Are you bad to your bones? There is a growing trend in the United States and Canada: calcium and vitamin D deficiency. Bone mass reaches its peak around age thirty so calcium and vitamin D are critical in helping you to prevent breaks or fractures down the road. As important as strong muscles are to your overall health, bones are what hold us together. Otherwise we’d just be a puddle on the ground. I’m hoping I can shed some light on all the benefits that calcium and vitamin D have to offer.

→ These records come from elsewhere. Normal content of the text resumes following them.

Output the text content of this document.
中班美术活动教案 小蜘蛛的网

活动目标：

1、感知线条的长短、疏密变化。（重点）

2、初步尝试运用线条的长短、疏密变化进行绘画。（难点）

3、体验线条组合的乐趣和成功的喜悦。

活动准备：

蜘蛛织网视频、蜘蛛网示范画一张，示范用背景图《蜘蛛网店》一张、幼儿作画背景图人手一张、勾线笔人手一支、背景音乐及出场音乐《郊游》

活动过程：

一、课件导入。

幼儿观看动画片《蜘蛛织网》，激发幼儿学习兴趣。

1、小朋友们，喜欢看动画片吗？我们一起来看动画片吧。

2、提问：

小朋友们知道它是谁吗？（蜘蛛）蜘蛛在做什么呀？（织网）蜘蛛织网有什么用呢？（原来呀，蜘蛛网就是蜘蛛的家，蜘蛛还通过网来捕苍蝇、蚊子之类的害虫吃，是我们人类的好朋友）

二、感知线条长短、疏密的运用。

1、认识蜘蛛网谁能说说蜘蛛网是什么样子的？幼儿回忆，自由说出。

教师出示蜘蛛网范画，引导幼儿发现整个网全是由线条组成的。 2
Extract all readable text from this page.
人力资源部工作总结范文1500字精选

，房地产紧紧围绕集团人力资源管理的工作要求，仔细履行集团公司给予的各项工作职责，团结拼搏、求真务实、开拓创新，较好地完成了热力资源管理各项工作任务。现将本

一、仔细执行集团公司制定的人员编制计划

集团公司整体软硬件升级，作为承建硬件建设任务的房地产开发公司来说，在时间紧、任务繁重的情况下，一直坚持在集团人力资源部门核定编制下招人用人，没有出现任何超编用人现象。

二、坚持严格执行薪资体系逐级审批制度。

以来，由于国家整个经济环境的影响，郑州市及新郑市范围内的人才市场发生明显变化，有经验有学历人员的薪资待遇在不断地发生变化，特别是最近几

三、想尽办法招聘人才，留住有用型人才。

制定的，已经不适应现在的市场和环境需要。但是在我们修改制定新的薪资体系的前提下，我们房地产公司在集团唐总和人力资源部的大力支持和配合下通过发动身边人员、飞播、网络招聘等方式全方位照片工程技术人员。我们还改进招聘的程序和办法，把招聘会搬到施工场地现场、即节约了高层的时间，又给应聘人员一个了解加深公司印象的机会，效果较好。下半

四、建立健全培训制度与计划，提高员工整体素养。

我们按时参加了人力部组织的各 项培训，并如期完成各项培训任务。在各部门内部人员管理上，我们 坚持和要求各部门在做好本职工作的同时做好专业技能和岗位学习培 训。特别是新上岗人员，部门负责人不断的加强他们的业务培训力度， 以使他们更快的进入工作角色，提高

What is vitamin D and why do I need it?
Vitamin D is key in helping to produce strong bones. It also helps absorb calcium from the intestines so that is why you find so many products with the two in combo. The current recommendation depends on age, but for a woman age 18-30 you are looking at around 600 internal units (IUs) per day. Our bodies naturally convert vitamin D into a usable form from midday sun (between 10 am and 2 pm). People like me who live in northern parts of the world and get to see old man winter usually do not get enough midday sun to make our own vitamin D.
What is D3?
I get asked this question at least once a day. No, it’s not anything to do with the Mighty Ducks. Vitamin D3, aka cholecalciferol, is a natural form of vitamin D. It is made when our skin is exposed to midday sun. Ergocalciferol or D2 is found in food. Food sources of vitamin D are mostly dairy products like milk, but if you are lactose intolerant you may want to try some other options like egg yolk, liver, salmon, tuna, and sardines.
What about Calcium?
Your body is constantly trying to have equilibrium between the amount of calcium in your bones and blood. If it’s too low in the blood it will pull it out of the bones, so that is why it is important to supplement if you do not get enough from your diet. Again for a woman 18 to 30 years old, the typical dose of calcium is 500 mg twice daily. Some calcium products like Oscal (calcium carbonate) are absorbed better when taken with food. Make sure you are drinking plenty of water and eating lots of fiber- filled foods because calcium can be constipating.
There can be too much of a good thing with calcium and vitamin D. Some of the side effects of too much include kidney stones and renal failure. If you have problems swallowing pills, there are some products that are easier to swallow like petites, gummis, and Viactiv or Caltrate soft chews in some yummy flavors.
There are some other benefits from calcium and vitamin D other than just with bones. In women, vitamin D has been shown to reduce the risk of breast cancer while calcium has been shown to lessen symptoms of PMS and there is ongoing research into their use in decreasing incidences of other forms of cancer like prostate and colon. If you just don’t like milk or are lactose-intolerant it might be worth taking a calcium and vitamin D supplement. It could save you from having to wear a bulky cast or miss that 5K you’ve been training for.